None of the previous pages could have been written without the dedicated work of our Scouters of which some have given long service to the Group and even those who gave short term service were all part of this prestigious Group of 1st Camberwell South. Scouters: Group Scout Leader Rich.Rashleigh
'A' Pack Margaret Douglas, Ian Shepherd, Lance Baddeley, Sally Graham, Alison Walter, Ann Mitchell, Val Albers, Bruce Mackenzie, Lyn Ford, Julie Hosking, Penny Graham, Nicki Bradbury, Don Tomkins, Earl Keller, Glenys Stevenson, Michael Hellwig, Glenys Reeves.
'B' Pack Jan McGown, Nance Rashleigh, Rosemary Batten, Carol Mepstead, Ann Daley, Julie Fiske, Kim McCormick, Sue Rashleigh, Tracey Batten, Louise Madigan, Margaret Walsh, Peter Gillieron, Sue Caslake, Kate Will, Traci Fryer, Graham Oliver, Robert Nash, Wayne Willoughby.

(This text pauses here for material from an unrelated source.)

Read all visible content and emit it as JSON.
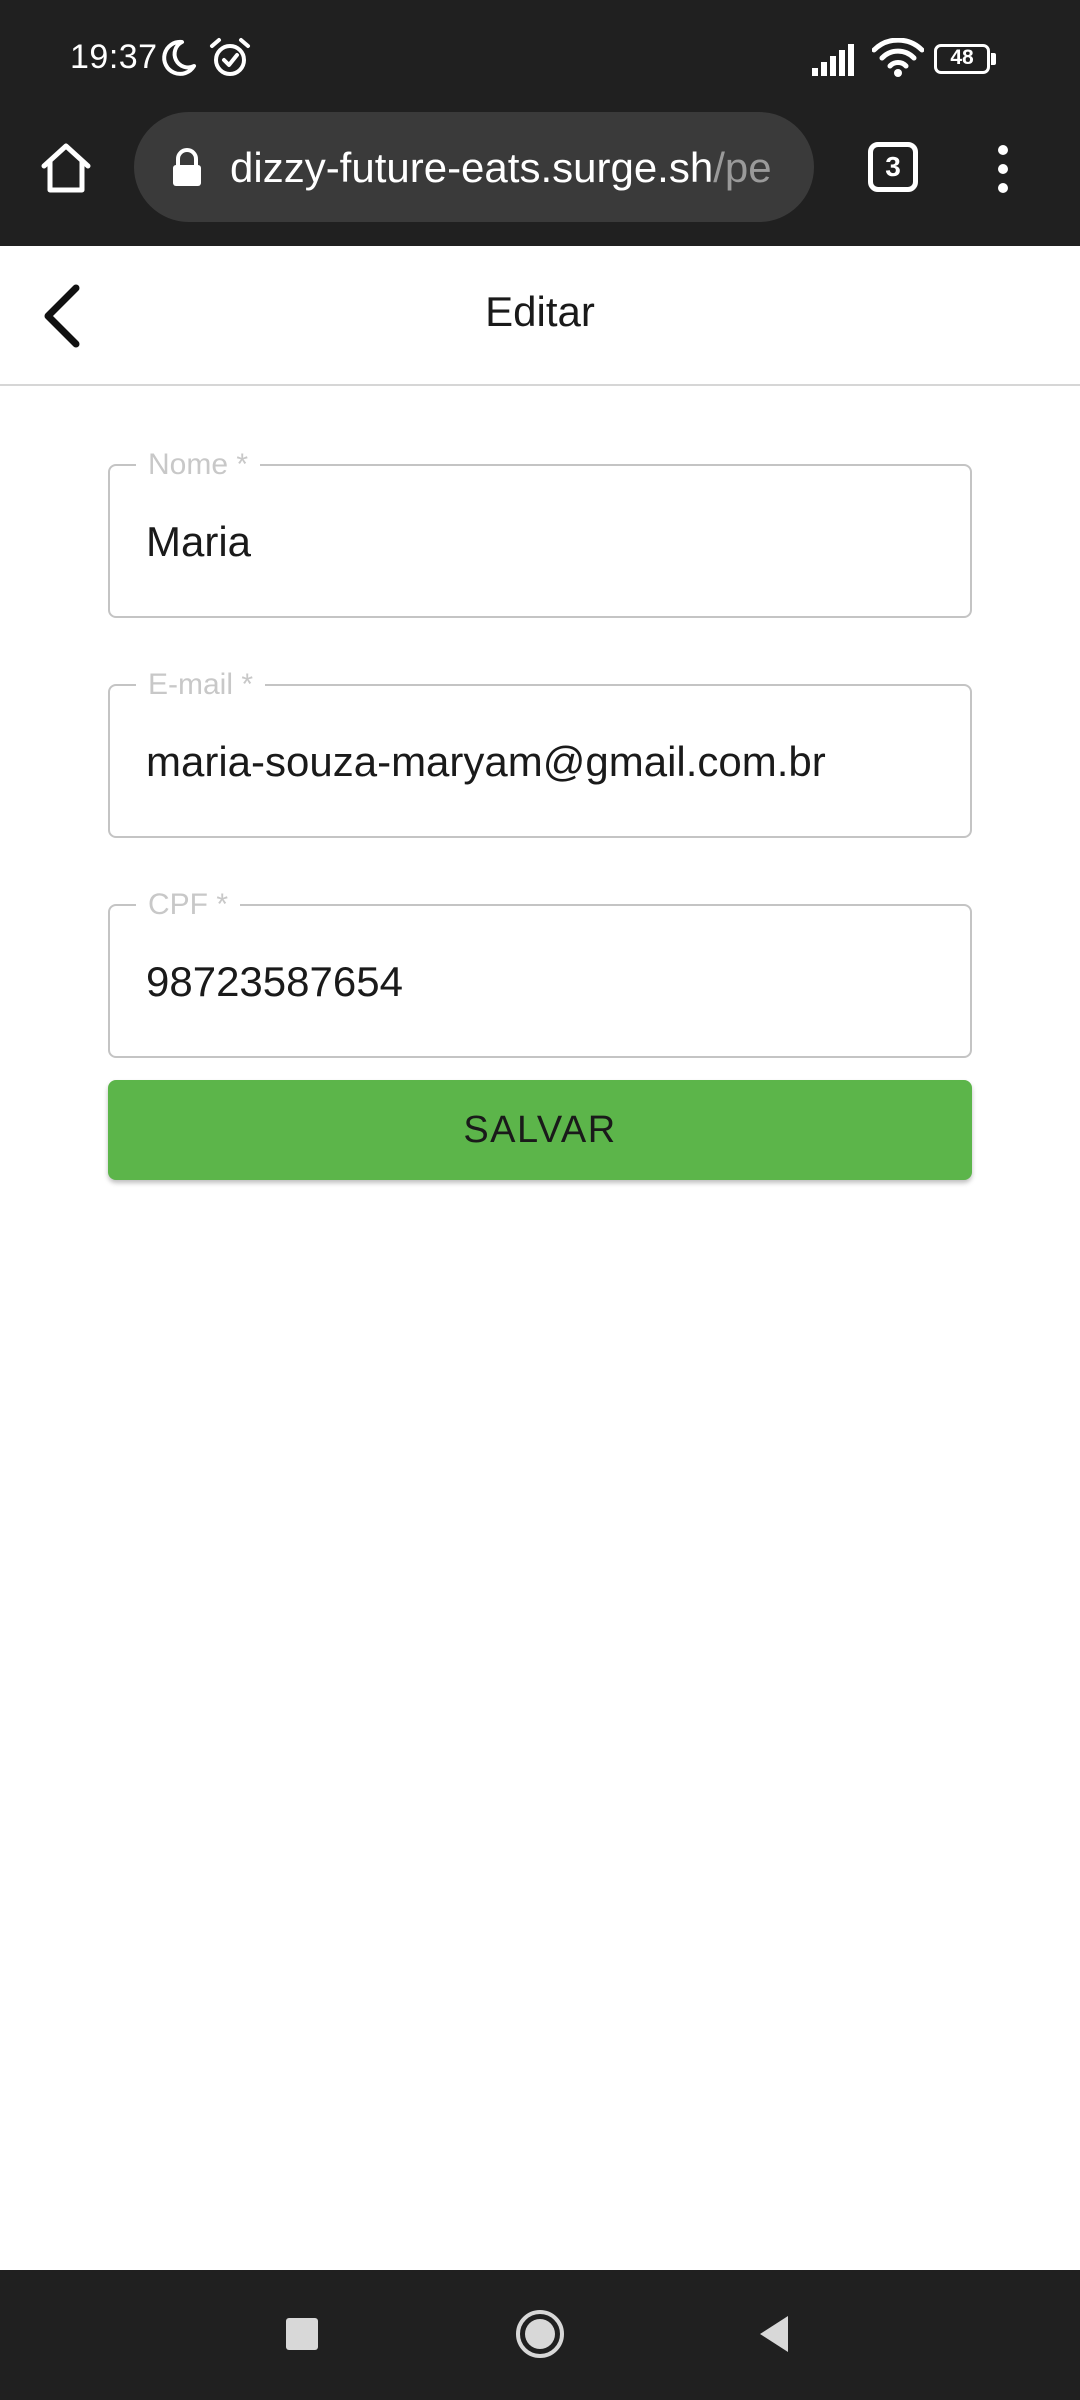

Scout Section: Arthur Batten, Bruce Mackay, Max Richards, Rob Coysh, Graeme Moor, David Rashleigh, Phillip Garland, Peter Wo therspoon, John Raabe, Henry Zlabek, Alan Cocks, Paul Fiske, Peter Shue, Gary Tuck, Bill Holt, Bruce Caslake, John Collier, Ray Ffrench, Peter Ford.
Venturers. Peter Knowles. Jim Mulholland, John Stow, Rob Butcher, Bruce Fras er, Roger Cunnington, Alan Cocks.
Rovers Hugh Grayson, Peter Rashleigh, Penny Graham.
Recalling many years ago, Rich. always maintained we have five Sections: Cubs, Scouts, Venturers, Rovers and Parents. Many of the fifth group (parents) have served on Committees. The names are too
numerous to list but it would be remiss not to mention those of the.
Ladies' Sub Committee who served far more than their three year term: Nance Rashleigh and Norma Grayson both serving approximately 20 years. The foundation President, Peg Graham, Secretary Margaret Jeffrey and Treasurer Betty Falconer in 1965 and numerous other mothers to today's 1986 President Pam Perry, Secretary Bev.Holt and Treasurer Judy Becker.
In 1967 the Executive Committee President: Jack Liley, Secretary Les Owen, Treasurer Bill Rashleigh and Auditor Ron Garland. Many SubCommittees were formed and Patrols set up and over the years many fathers filled such positions as Hall Warden, Quartermaster, Publicity Officer and Committee Liaison Officer for the Executive. All of these many men are to be highly commended. Cub motto 'I will do my best' faithfully adhered to.